Today, Digiday featured an article about the ongoing debate of apps vs. mobile Web. It is not a new issue on the mobile platform and, one could argue, not even a new issue in the tech world.
Native apps for mobile devices are valuable because they enable the developer to take advantage of the full functionality of the devices for which they are created. Properly implemented, this results in a more responsive and engaging experience that may also exceed what is possible using HTML5 or other platform-independent technologies available at the time.
Of course, not everything on a phone or tablet has to push the technological envelope to provide a good experience. Just as every car does not need a 500 horsepower engine (yes, I know you want it on every car, but just go with me on the analogy), most apps do not use nor need specialized, high-horsepower features of a mobile device.

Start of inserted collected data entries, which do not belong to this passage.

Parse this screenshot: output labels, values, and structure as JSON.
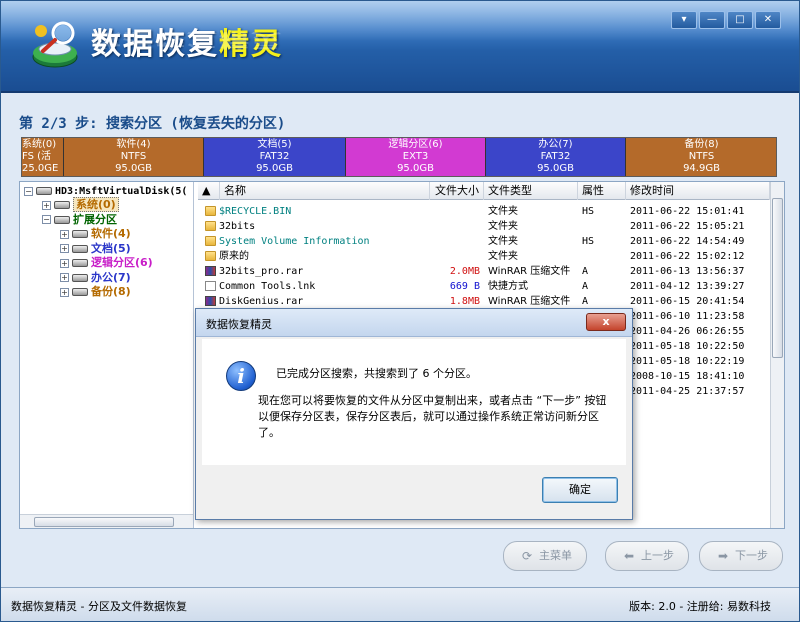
{
  "app": {
    "logo_title_white": "数据恢复",
    "logo_title_yellow": "精灵",
    "window_controls": [
      "▾",
      "—",
      "□",
      "✕"
    ]
  },
  "step_title": "第 2/3 步: 搜索分区 (恢复丢失的分区)",
  "disk_segments": [
    {
      "name": "系统(0)",
      "fs": "FS (活",
      "size": "25.0GE",
      "color": "#b46a2a"
    },
    {
      "name": "软件(4)",
      "fs": "NTFS",
      "size": "95.0GB",
      "color": "#b46a2a"
    },
    {
      "name": "文档(5)",
      "fs": "FAT32",
      "size": "95.0GB",
      "color": "#3b45c9"
    },
    {
      "name": "逻辑分区(6)",
      "fs": "EXT3",
      "size": "95.0GB",
      "color": "#d23ad2"
    },
    {
      "name": "办公(7)",
      "fs": "FAT32",
      "size": "95.0GB",
      "color": "#3b45c9"
    },
    {
      "name": "备份(8)",
      "fs": "NTFS",
      "size": "94.9GB",
      "color": "#b46a2a"
    }
  ],
  "tree": {
    "root": "HD3:MsftVirtualDisk(5(",
    "items": [
      {
        "label": "系统(0)",
        "color": "#b46a00",
        "highlight": true
      },
      {
        "label": "扩展分区",
        "color": "#006400"
      },
      {
        "label": "软件(4)",
        "color": "#b46a00"
      },
      {
        "label": "文档(5)",
        "color": "#2a36c9"
      },
      {
        "label": "逻辑分区(6)",
        "color": "#c81ec8"
      },
      {
        "label": "办公(7)",
        "color": "#2a36c9"
      },
      {
        "label": "备份(8)",
        "color": "#b46a00"
      }
    ]
  },
  "list": {
    "columns": {
      "name": "名称",
      "size": "文件大小",
      "type": "文件类型",
      "attr": "属性",
      "mtime": "修改时间"
    },
    "rows": [
      {
        "name": "$RECYCLE.BIN",
        "size": "",
        "type": "文件夹",
        "attr": "HS",
        "mtime": "2011-06-22 15:01:41",
        "icon": "folder",
        "name_color": "#008080"
      },
      {
        "name": "32bits",
        "size": "",
        "type": "文件夹",
        "attr": "",
        "mtime": "2011-06-22 15:05:21",
        "icon": "folder",
        "name_color": "#000000"
      },
      {
        "name": "System Volume Information",
        "size": "",
        "type": "文件夹",
        "attr": "HS",
        "mtime": "2011-06-22 14:54:49",
        "icon": "folder",
        "name_color": "#008080"
      },
      {
        "name": "原来的",
        "size": "",
        "type": "文件夹",
        "attr": "",
        "mtime": "2011-06-22 15:02:12",
        "icon": "folder",
        "name_color": "#000000"
      },
      {
        "name": "32bits_pro.rar",
        "size": "2.0MB",
        "type": "WinRAR 压缩文件",
        "attr": "A",
        "mtime": "2011-06-13 13:56:37",
        "icon": "rar",
        "name_color": "#000000",
        "size_color": "#d01010"
      },
      {
        "name": "Common Tools.lnk",
        "size": "669 B",
        "type": "快捷方式",
        "attr": "A",
        "mtime": "2011-04-12 13:39:27",
        "icon": "lnk",
        "name_color": "#000000",
        "size_color": "#1010d0"
      },
      {
        "name": "DiskGenius.rar",
        "size": "1.8MB",
        "type": "WinRAR 压缩文件",
        "attr": "A",
        "mtime": "2011-06-15 20:41:54",
        "icon": "rar",
        "name_color": "#000000",
        "size_color": "#d01010"
      },
      {
        "name": "",
        "size": "",
        "type": "",
        "attr": "",
        "mtime": "2011-06-10 11:23:58",
        "icon": "",
        "name_color": "#000000"
      },
      {
        "name": "",
        "size": "",
        "type": "",
        "attr": "",
        "mtime": "2011-04-26 06:26:55",
        "icon": "",
        "name_color": "#000000"
      },
      {
        "name": "",
        "size": "",
        "type": "",
        "attr": "",
        "mtime": "2011-05-18 10:22:50",
        "icon": "",
        "name_color": "#000000"
      },
      {
        "name": "",
        "size": "",
        "type": "",
        "attr": "",
        "mtime": "2011-05-18 10:22:19",
        "icon": "",
        "name_color": "#000000"
      },
      {
        "name": "",
        "size": "",
        "type": "",
        "attr": "",
        "mtime": "2008-10-15 18:41:10",
        "icon": "",
        "name_color": "#000000"
      },
      {
        "name": "",
        "size": "",
        "type": "",
        "attr": "",
        "mtime": "2011-04-25 21:37:57",
        "icon": "",
        "name_color": "#000000"
      }
    ]
  },
  "dialog": {
    "title": "数据恢复精灵",
    "close": "x",
    "message1": "已完成分区搜索，共搜索到了 6 个分区。",
    "message2": "现在您可以将要恢复的文件从分区中复制出来，或者点击 “下一步” 按钮以便保存分区表，保存分区表后，就可以通过操作系统正常访问新分区了。",
    "ok": "确定"
  },
  "nav": {
    "main_menu": "主菜单",
    "prev": "上一步",
    "next": "下一步"
  },
  "status": {
    "left": "数据恢复精灵 - 分区及文件数据恢复",
    "right": "版本: 2.0 - 注册给: 易数科技"
  }
}
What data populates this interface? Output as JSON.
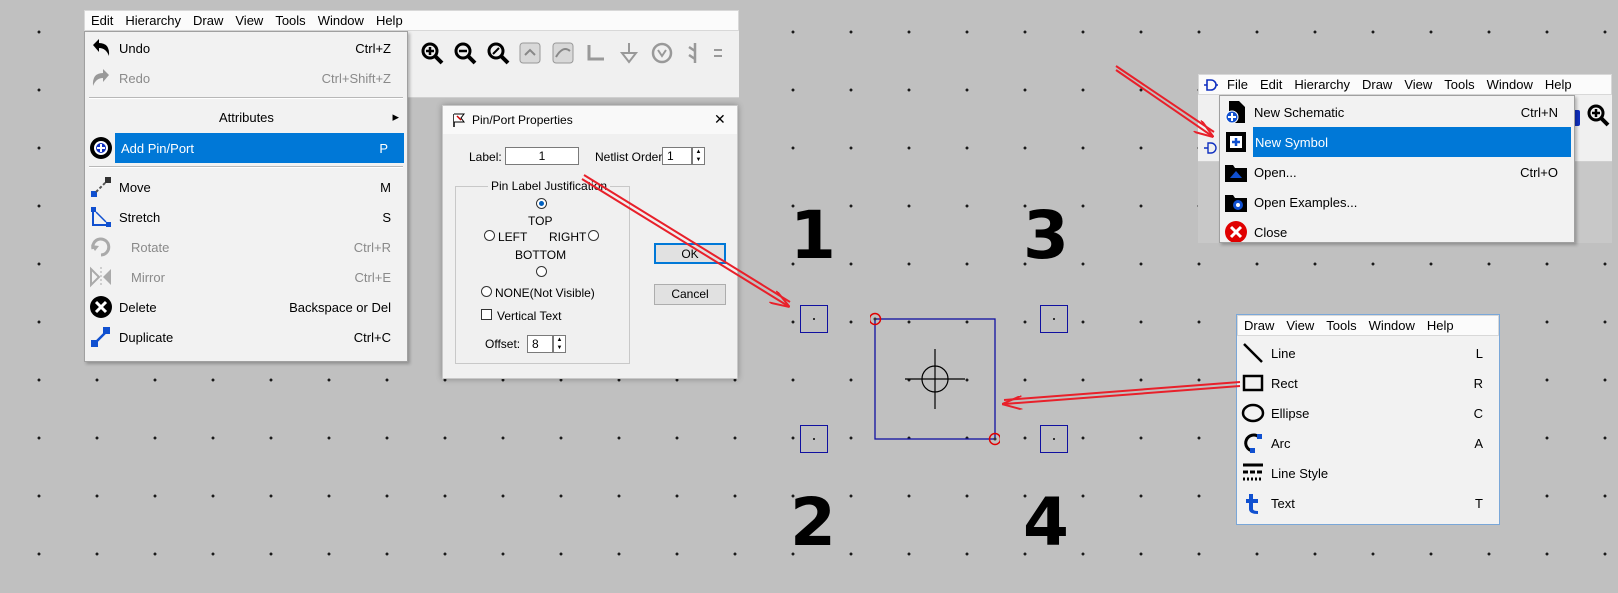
{
  "main_window": {
    "menubar": [
      "Edit",
      "Hierarchy",
      "Draw",
      "View",
      "Tools",
      "Window",
      "Help"
    ]
  },
  "edit_menu": {
    "items": [
      {
        "label": "Undo",
        "shortcut": "Ctrl+Z",
        "icon": "undo-icon",
        "disabled": false
      },
      {
        "label": "Redo",
        "shortcut": "Ctrl+Shift+Z",
        "icon": "redo-icon",
        "disabled": true
      },
      {
        "label": "Attributes",
        "shortcut": "",
        "icon": "",
        "submenu": true
      },
      {
        "label": "Add Pin/Port",
        "shortcut": "P",
        "icon": "add-pin-icon",
        "selected": true
      },
      {
        "label": "Move",
        "shortcut": "M",
        "icon": "move-icon"
      },
      {
        "label": "Stretch",
        "shortcut": "S",
        "icon": "stretch-icon"
      },
      {
        "label": "Rotate",
        "shortcut": "Ctrl+R",
        "icon": "rotate-icon",
        "disabled": true
      },
      {
        "label": "Mirror",
        "shortcut": "Ctrl+E",
        "icon": "mirror-icon",
        "disabled": true
      },
      {
        "label": "Delete",
        "shortcut": "Backspace or Del",
        "icon": "delete-icon"
      },
      {
        "label": "Duplicate",
        "shortcut": "Ctrl+C",
        "icon": "duplicate-icon"
      }
    ],
    "submenu_arrow": "▸"
  },
  "pin_dialog": {
    "title": "Pin/Port Properties",
    "close_glyph": "✕",
    "label_caption": "Label:",
    "label_value": "1",
    "netlist_caption": "Netlist Order:",
    "netlist_value": "1",
    "justification_title": "Pin Label Justification",
    "top": "TOP",
    "left": "LEFT",
    "right": "RIGHT",
    "bottom": "BOTTOM",
    "none": "NONE(Not Visible)",
    "vertical_text": "Vertical Text",
    "offset_caption": "Offset:",
    "offset_value": "8",
    "ok_label": "OK",
    "cancel_label": "Cancel"
  },
  "canvas": {
    "pin_labels": [
      "1",
      "2",
      "3",
      "4"
    ]
  },
  "file_window": {
    "menubar": [
      "File",
      "Edit",
      "Hierarchy",
      "Draw",
      "View",
      "Tools",
      "Window",
      "Help"
    ],
    "items": [
      {
        "label": "New Schematic",
        "shortcut": "Ctrl+N",
        "icon": "new-schematic-icon"
      },
      {
        "label": "New Symbol",
        "shortcut": "",
        "icon": "new-symbol-icon",
        "selected": true
      },
      {
        "label": "Open...",
        "shortcut": "Ctrl+O",
        "icon": "open-folder-icon"
      },
      {
        "label": "Open Examples...",
        "shortcut": "",
        "icon": "open-examples-icon"
      },
      {
        "label": "Close",
        "shortcut": "",
        "icon": "close-icon"
      }
    ]
  },
  "draw_window": {
    "menubar": [
      "Draw",
      "View",
      "Tools",
      "Window",
      "Help"
    ],
    "items": [
      {
        "label": "Line",
        "shortcut": "L",
        "icon": "line-icon"
      },
      {
        "label": "Rect",
        "shortcut": "R",
        "icon": "rect-icon"
      },
      {
        "label": "Ellipse",
        "shortcut": "C",
        "icon": "ellipse-icon"
      },
      {
        "label": "Arc",
        "shortcut": "A",
        "icon": "arc-icon"
      },
      {
        "label": "Line Style",
        "shortcut": "",
        "icon": "line-style-icon"
      },
      {
        "label": "Text",
        "shortcut": "T",
        "icon": "text-icon"
      }
    ]
  },
  "colors": {
    "selection": "#0078d7",
    "arrow": "#e8202a",
    "symbol_outline": "#1010a0"
  }
}
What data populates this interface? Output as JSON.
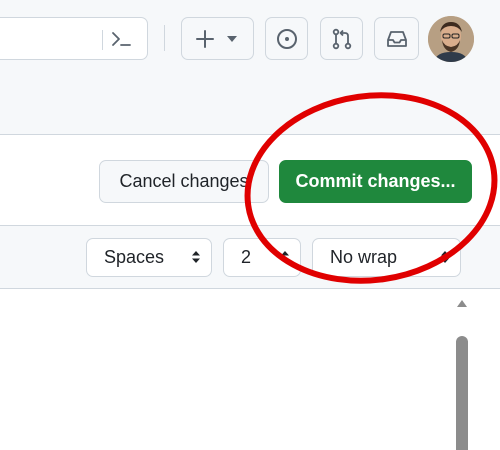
{
  "header": {
    "command_palette_icon": "terminal-icon",
    "create_icon": "plus-icon",
    "create_dropdown_icon": "triangle-down-icon",
    "issues_icon": "issue-opened-icon",
    "pull_requests_icon": "git-pull-request-icon",
    "inbox_icon": "inbox-icon",
    "avatar_alt": "user avatar"
  },
  "actions": {
    "cancel_label": "Cancel changes",
    "commit_label": "Commit changes..."
  },
  "editor_toolbar": {
    "indent_mode": "Spaces",
    "indent_size": "2",
    "wrap_mode": "No wrap"
  },
  "colors": {
    "commit_green": "#1f883d",
    "annotation_red": "#e00000",
    "chrome_bg": "#f6f8fa",
    "border": "#d0d7de"
  },
  "annotation": {
    "shape": "ellipse",
    "target": "commit-button"
  }
}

This dichotomy can be likened to the prior debate between native desktop software, such as Microsoft Office, and their corresponding Web-based applications, such as Google Docs. Initially, native software was dominant. More developers knew how to develop them and they provided a more responsive, feature-filled product than their Web-based counterparts.
Over time, more development moved toward platform-independent Web apps. Today, such Web-based software still doesn’t replace all native applications. Instead, native software continues to hold its place as the preferred embodiment for serious, powerful solutions that take full advantage of desktop and laptop hardware and operating systems. Even though Web apps grow more capable with every passing year and satisfy the needs of a wider audience, they are not yet a complete replacement.
What does this mean for mobile developers? It means that a debate is not necessary. Mobile apps are naturally the dominant starting point in order to make the most of the mobile platform and users are accustomed to the experience that they offer. HTML5 and upcoming Web technologies will continue to mature and, due to their platform-independence, will provide higher bang-for-the-development-buck for a broader base of mobile functionality.
Both developers and users will transition on the mobile platform just as they have on the desktop/laptop platform. So, as with any other software development decision, use the right tool for the job. Evaluate the experience that is required by the product for the target market and then choose native or Web app to fit the requirements.